I clung to this verse and began to truly see God’s hand throughout the week. I had not been willing to give Him credit partly because I didn’t want to be wrong and just assume something was Him that wasn’t Him. But after studying this verse I let myself give God the credit that was due to Him.

God provided me with a bed on the flight to china and with 4 people who took shifts caring for me and an entire squad of people praying for me.

The Lord provided me with stewardesses who brought me hot water bottles to help with the pain on the flight.

He provided an intake doctor who spoke English (his name is Tatsing), and he ended up taking very good care of us. He brought the squad leaders winter coats when it was super cold on our first night. He brought me soup once I was finally able to eat. He helped my squad leaders find the US embassy to deal with visa stuff. He took us out for meals several times. He was able to check my incisions after I was discharged from the hospital and let us know that we could fly on Saturday. Tatsing was definitely God’s provision for us in a city where barely anyone spoke English and everything was written in Chinese characters.

God provided me with an English speaking surgeon and a couple of nurses that spoke some English.

He allowed me to be delirious enough to not be too traumatized by being intubated awake. (Seriously guys, this is a huge blessing.)

If I had chosen to fly to the Philippines, my appendix could have ruptured due to the air pressure. The Lord protected me from that.

Not only did he provide and protect me during the crazy, scary week, He also loved me enough to use the situation to teach me and bring me closer to Him.
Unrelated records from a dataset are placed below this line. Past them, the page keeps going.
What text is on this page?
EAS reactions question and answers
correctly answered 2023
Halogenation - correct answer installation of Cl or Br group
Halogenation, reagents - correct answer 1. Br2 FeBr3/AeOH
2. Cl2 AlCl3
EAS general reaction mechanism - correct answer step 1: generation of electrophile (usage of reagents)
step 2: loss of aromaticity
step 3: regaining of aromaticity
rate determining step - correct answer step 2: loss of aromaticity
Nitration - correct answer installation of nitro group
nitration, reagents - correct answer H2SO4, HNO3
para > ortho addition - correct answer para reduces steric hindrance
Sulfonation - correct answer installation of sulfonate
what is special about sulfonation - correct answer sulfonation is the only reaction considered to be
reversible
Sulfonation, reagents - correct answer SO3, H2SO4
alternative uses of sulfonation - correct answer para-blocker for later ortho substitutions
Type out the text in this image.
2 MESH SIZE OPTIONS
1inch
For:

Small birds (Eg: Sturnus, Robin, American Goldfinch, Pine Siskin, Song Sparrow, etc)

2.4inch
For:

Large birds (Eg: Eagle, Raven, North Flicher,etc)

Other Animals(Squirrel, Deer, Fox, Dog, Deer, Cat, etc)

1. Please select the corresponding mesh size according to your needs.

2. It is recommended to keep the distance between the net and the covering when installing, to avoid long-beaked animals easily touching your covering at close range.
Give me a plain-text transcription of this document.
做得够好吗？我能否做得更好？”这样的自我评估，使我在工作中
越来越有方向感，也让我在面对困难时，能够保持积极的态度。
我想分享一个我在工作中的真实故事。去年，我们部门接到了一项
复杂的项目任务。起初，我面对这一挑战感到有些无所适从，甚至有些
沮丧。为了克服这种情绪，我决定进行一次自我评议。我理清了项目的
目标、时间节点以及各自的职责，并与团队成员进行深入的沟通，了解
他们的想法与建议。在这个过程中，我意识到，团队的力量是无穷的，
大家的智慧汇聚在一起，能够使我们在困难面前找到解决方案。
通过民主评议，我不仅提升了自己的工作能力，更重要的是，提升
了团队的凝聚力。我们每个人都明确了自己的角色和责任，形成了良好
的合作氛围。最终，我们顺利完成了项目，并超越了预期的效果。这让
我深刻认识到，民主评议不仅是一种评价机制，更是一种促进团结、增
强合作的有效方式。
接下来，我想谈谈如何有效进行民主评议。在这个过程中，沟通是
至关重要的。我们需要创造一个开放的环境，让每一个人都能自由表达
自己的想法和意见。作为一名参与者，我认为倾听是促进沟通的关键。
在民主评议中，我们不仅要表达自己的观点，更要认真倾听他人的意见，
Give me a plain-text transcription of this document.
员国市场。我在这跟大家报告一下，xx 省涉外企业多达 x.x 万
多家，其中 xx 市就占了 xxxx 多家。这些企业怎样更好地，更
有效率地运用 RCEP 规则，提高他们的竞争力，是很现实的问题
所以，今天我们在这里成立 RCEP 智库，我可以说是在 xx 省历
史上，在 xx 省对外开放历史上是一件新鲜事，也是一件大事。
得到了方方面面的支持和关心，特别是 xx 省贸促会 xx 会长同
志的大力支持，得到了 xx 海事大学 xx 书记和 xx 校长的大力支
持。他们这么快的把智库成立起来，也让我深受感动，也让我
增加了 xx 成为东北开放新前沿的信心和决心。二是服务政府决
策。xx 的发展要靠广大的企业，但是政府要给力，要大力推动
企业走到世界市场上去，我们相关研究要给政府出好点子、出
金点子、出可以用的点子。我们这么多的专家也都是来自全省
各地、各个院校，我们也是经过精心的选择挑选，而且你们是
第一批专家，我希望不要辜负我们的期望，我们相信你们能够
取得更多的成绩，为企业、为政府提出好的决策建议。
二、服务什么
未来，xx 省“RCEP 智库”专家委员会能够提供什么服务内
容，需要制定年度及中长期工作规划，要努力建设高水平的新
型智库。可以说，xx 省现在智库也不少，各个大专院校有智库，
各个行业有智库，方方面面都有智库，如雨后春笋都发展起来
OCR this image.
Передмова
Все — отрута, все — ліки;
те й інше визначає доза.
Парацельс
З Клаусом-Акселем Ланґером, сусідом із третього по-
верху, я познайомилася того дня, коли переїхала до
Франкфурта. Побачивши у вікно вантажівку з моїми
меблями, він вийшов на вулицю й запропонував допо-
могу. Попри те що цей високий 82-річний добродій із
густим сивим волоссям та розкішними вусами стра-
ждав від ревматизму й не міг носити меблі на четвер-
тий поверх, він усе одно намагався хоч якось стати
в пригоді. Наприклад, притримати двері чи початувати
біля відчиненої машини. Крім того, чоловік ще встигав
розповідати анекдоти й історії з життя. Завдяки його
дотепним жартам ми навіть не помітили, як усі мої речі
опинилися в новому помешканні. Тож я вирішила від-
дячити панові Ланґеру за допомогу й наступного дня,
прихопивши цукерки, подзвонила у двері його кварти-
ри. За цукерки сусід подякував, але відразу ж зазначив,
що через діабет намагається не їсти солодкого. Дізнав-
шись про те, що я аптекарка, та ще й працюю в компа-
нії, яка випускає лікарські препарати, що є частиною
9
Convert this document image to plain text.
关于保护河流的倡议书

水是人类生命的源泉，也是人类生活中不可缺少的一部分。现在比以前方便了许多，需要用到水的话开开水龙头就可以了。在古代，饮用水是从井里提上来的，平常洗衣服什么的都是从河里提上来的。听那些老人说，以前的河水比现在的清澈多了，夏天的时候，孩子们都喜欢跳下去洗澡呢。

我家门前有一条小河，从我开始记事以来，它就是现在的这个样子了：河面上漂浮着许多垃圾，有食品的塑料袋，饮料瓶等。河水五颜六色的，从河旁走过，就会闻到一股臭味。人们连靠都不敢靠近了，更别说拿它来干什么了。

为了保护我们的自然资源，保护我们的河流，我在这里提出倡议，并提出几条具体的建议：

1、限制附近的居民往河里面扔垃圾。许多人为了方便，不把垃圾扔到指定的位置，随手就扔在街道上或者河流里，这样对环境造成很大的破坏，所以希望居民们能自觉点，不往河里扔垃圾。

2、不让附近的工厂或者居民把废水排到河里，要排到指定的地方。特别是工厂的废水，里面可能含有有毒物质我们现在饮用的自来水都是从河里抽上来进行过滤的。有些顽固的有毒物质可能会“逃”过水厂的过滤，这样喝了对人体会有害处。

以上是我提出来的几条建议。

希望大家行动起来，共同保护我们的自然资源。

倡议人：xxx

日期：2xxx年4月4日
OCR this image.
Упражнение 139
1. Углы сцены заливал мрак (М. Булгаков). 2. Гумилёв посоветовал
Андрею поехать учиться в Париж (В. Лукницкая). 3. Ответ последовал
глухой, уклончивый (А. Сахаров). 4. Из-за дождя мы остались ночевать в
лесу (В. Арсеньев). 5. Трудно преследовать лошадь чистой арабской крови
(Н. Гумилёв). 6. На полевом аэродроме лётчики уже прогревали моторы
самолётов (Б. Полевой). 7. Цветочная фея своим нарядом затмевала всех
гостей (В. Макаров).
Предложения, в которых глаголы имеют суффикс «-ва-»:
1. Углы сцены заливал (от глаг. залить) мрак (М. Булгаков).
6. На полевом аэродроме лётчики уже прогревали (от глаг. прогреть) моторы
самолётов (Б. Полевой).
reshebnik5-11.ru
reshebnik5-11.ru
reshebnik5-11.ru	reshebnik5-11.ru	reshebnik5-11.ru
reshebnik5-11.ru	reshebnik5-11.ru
One thing I learned was that if I don’t SEE God working then I don’t BELIEVE He is in it. He showed me this when I realized that I didn’t see my surgeon in the operating room before or after the surgery. The next day when the surgeon checked on me, I said to him “you weren’t in the surgery, why weren’t you there.” And he said “I was there. I left because I had to eat dinner.” (The surgery probably ended at 11pm, and he was just eating dinner.) I began to realize I view God the same way as the surgeon. “God I don’t see you in this, why aren’t you there?” And he has used the James 1:17 verse to transform my heart in this area!!

There were so many more ways that the Lord provided for and protected me during that week, but this blog is already super long!! You get the gist, right?!

He is a good, good Father and He gives good things to His children!!